Their calculated insults and obscenities are part of the image of the Pistols as a pioneering force in the movement known variously as punk rock or new wave. In Britain, punk is the voice (some would say vice) of working-class kids who cannot find jobs and care not a whit for the traditions of their homeland. In the U.S. the movement is more purely musical: groups like the Ramones, Talking Heads, Television and Richard Hell and the Voidoids have rejected the rococo sophistication of much 1970s rock and turned back to basic buzz and blast.

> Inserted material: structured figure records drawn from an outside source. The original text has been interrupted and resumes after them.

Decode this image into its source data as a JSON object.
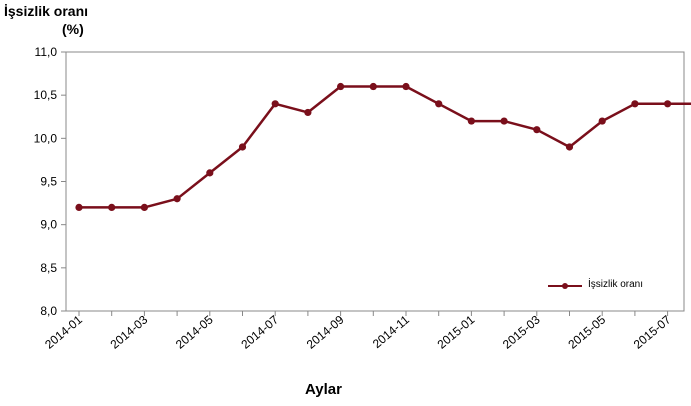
{
  "chart_data": {
    "type": "line",
    "title": "",
    "ylabel_line1": "İşsizlik oranı",
    "ylabel_line2": "(%)",
    "xlabel": "Aylar",
    "ylim": [
      8.0,
      11.0
    ],
    "yticks": [
      "8,0",
      "8,5",
      "9,0",
      "9,5",
      "10,0",
      "10,5",
      "11,0"
    ],
    "yticks_values": [
      8.0,
      8.5,
      9.0,
      9.5,
      10.0,
      10.5,
      11.0
    ],
    "grid": false,
    "legend_position": "bottom-right",
    "x": [
      "2014-01",
      "2014-02",
      "2014-03",
      "2014-04",
      "2014-05",
      "2014-06",
      "2014-07",
      "2014-08",
      "2014-09",
      "2014-10",
      "2014-11",
      "2014-12",
      "2015-01",
      "2015-02",
      "2015-03",
      "2015-04",
      "2015-05",
      "2015-06",
      "2015-07",
      "2015-08"
    ],
    "xtick_labels": [
      "2014-01",
      "2014-03",
      "2014-05",
      "2014-07",
      "2014-09",
      "2014-11",
      "2015-01",
      "2015-03",
      "2015-05",
      "2015-07"
    ],
    "series": [
      {
        "name": "İşsizlik oranı",
        "color": "#7a0f1b",
        "values": [
          9.2,
          9.2,
          9.2,
          9.3,
          9.6,
          9.9,
          10.4,
          10.3,
          10.6,
          10.6,
          10.6,
          10.4,
          10.2,
          10.2,
          10.1,
          9.9,
          10.2,
          10.4,
          10.4,
          10.4
        ]
      }
    ]
  }
}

Heard on records, the Sex Pistols' music is primitive, purposely repetitive, less melodic than the American brand. In person the Pistols' antics add to the entertainment, if one enjoys a little gutter rebellion and a lot of depleted expectations. Rotten, Vicious, Jones and Drummer Paul Cook are only in their early 20s, but they have mastered the art of the 1950s pelvic thrust completely. Rotten is the live shell: an emaciated, electric figure who jumps from simian crouch to arm-swinging swirl to Groucho Marx prowl. Dissolving a coy smile into a demonic leer, he half snarls, half shouts the notorious Anarchy in the U.K.:
I am an antichrist I am an anarchist Don 't know what I want But I know how to get it I want to destroy
Tour openings any place, let alone in a foreign country, are tough moments for even the mightiest of rock groups. The Atlanta crowd was not knocked breathless by the Pistols, but they obviously had some of the fun Rotten urged upon them. It was not a typical punk assemblage of street-wise rowdies, although one fellow showed up with a safety pin punched through his cheek. The kids pelted the performers with a friendly barrage of crumpled paper cups and, as the Pistols' big beat went on, twisted and swayed on their feet. They had no choice: the place had been designed without seats to encourage informality and mingling. Imagine, no furniture to break up! Punk aficionados could only hope that things would get worse.